Далее, как это ни странно кажется на первый взгляд, такая «любовь» не только не сближает «любящего» с другими людьми и не вводит его в единую, живую систему совместности, солидарности и общности,[99] но, наоборот, отрывает его от них, противопоставляет его и закрепляет это противопоставление своеобразным, философически «оправдываемым», практическим безразличием к их судьбе. Эта особенность объясняется, с одной стороны, моралистическим подходом к «любви», с другой стороны — ее услаждающим действием.

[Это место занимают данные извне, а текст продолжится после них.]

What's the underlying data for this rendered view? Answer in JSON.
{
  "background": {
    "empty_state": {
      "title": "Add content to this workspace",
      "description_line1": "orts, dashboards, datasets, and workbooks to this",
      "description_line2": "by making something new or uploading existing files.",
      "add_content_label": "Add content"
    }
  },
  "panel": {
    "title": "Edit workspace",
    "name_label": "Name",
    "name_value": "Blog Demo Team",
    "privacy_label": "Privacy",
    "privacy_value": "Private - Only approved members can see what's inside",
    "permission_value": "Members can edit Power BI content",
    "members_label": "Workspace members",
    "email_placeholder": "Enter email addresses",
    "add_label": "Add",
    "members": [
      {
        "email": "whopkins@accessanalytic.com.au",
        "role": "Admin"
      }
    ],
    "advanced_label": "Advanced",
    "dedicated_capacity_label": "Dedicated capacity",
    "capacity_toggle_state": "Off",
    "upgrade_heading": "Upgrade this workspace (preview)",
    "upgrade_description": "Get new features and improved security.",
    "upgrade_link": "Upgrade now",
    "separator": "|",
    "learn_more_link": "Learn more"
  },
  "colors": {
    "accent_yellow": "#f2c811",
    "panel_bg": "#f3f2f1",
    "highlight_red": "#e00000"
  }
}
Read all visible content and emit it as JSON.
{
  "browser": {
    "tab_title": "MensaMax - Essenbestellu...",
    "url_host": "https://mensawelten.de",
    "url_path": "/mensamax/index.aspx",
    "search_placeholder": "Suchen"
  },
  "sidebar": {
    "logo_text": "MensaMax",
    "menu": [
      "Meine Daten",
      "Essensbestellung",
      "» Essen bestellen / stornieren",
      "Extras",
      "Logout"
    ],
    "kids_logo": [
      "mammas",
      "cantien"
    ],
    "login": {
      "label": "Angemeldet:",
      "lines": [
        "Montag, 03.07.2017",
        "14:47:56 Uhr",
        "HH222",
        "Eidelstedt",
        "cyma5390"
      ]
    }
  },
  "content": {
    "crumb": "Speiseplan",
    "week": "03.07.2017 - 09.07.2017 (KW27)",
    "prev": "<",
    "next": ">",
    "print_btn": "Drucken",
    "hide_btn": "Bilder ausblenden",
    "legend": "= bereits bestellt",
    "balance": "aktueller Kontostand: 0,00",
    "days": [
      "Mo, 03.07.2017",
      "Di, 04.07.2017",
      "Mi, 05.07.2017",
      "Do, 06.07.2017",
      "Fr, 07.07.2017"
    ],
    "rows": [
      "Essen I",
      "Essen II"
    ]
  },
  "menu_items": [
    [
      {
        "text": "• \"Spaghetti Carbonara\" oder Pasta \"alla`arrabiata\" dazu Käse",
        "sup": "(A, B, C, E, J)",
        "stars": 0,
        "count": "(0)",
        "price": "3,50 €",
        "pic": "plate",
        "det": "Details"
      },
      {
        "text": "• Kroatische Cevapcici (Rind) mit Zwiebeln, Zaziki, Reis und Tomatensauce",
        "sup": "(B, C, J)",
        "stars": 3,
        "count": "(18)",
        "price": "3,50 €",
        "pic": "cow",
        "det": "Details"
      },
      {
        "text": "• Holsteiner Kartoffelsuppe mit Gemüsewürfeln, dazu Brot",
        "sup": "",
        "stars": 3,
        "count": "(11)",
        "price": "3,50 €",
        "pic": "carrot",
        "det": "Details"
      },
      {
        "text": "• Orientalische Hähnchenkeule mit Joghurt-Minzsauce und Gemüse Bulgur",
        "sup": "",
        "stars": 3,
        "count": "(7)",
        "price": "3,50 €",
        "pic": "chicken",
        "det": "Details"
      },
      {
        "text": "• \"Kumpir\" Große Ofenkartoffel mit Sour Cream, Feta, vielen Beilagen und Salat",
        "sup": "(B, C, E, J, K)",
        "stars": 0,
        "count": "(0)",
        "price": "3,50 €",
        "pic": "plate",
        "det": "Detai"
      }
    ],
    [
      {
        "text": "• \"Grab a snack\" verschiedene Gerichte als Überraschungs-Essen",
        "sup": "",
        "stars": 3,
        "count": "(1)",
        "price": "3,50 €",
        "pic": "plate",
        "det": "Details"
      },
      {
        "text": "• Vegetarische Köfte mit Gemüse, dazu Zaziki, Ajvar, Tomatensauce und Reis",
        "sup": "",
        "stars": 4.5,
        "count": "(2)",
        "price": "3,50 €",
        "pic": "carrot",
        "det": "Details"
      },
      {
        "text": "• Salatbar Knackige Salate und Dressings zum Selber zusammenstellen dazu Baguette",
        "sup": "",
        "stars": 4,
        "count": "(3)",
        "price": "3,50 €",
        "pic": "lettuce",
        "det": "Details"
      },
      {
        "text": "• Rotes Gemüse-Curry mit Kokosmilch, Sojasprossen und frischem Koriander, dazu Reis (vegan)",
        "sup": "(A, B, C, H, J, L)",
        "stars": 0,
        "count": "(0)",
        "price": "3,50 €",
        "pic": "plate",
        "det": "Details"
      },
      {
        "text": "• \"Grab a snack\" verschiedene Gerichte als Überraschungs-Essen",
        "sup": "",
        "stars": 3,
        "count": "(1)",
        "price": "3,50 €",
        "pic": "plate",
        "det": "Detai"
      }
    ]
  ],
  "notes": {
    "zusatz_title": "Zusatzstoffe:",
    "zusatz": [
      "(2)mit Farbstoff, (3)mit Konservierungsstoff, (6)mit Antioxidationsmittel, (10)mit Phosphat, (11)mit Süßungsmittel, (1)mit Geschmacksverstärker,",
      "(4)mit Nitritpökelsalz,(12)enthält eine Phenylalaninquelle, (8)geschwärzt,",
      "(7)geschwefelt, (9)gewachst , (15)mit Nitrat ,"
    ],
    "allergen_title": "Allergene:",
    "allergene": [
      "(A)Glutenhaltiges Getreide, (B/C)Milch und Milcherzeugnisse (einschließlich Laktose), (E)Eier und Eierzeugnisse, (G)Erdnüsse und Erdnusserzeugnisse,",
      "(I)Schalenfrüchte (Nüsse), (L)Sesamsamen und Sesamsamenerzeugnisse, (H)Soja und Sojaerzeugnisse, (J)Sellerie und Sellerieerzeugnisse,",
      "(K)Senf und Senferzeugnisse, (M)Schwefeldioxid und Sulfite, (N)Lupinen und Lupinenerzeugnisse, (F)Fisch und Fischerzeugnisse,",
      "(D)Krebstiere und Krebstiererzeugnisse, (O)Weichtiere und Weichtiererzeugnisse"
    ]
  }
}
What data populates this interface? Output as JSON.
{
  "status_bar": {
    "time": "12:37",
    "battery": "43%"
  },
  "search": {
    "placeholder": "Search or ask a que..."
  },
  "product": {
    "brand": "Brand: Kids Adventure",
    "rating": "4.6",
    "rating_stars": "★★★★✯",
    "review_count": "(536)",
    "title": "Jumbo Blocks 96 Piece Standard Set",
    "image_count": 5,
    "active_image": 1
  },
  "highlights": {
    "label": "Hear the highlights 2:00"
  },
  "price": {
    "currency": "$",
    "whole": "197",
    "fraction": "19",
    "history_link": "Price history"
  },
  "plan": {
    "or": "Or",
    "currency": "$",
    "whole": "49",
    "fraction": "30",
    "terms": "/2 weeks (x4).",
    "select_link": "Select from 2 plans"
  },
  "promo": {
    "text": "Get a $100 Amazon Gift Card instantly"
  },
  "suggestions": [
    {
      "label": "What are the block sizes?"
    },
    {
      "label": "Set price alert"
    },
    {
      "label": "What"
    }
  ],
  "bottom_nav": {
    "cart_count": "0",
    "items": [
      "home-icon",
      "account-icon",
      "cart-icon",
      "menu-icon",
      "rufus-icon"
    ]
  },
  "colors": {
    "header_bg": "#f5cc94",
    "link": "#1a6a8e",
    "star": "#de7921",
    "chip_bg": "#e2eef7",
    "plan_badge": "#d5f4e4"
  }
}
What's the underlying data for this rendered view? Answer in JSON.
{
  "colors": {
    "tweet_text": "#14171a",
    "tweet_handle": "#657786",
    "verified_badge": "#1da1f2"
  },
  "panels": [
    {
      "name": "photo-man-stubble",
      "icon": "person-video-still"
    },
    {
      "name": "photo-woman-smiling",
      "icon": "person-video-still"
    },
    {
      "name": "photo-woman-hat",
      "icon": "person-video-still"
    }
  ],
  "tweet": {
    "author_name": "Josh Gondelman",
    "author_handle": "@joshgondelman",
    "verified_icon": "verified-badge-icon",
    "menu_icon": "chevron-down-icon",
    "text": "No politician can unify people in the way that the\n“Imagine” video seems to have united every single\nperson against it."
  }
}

Мораль требует от человека сострадания, понуждает к нему, укоряет за его отсутствие. Этим она сосредоточивает внимание человека на самом себе, приучая его к своеобразному, иногда довольно утонченному эгоцентризму:[100] морализирующий человек интересуется главным образом (иногда исключительно) тем, что он сам испытывает и чего он сам не испытывает, и, укоряя себя, старается ввести в состав своей личной жизни новые, морально-ценные переживания. Но если ему это удается и он начинает испытывать и переживать сладость сентиментальных настроений, то сложившийся эгоцентризм не только не ослабевает и не исчезает, но закрепляется и упрочивается в наслаждающейся душе. Вот почему для сентиментального моралиста в его настроениях существенен не внешний, «любимый» им предмет, а он сам, «любящий» субъект. Важно, что «я сострадал», и это морально важнее, ценнее и психически реальнее, чем состояние того, к которому я имею сострадательное отношение. Необходимо, чтобы «я умиленно жалел»; тогда я буду блаженствовать, и по сравнению с этим событием начавшегося во мне блаженства — судьба желаемого мною предмета решительно отходит на второй план. Дело не в том, что кто-то страдает, страдания даже полезны[101] людям. Дело и не в том, чтобы во внешних отношениях и делах людей — что-то состоялось или чего-то не состоялось: это не в человеческой власти, а в Божией воле.[102] Дело вообще не в «последствиях» поступка, соображения о них совсем не должны весить в мотивах и намерениях человека настолько, что поступок прямо объявляется тем более морально совершенным, чем менее совершивший его думал о его последствиях.[103] Все дело в том, чтобы я внутренне исполнял «волю Божию», т. е. «любил», а остальное не в моей власти и потому не определяет собою моих заданий.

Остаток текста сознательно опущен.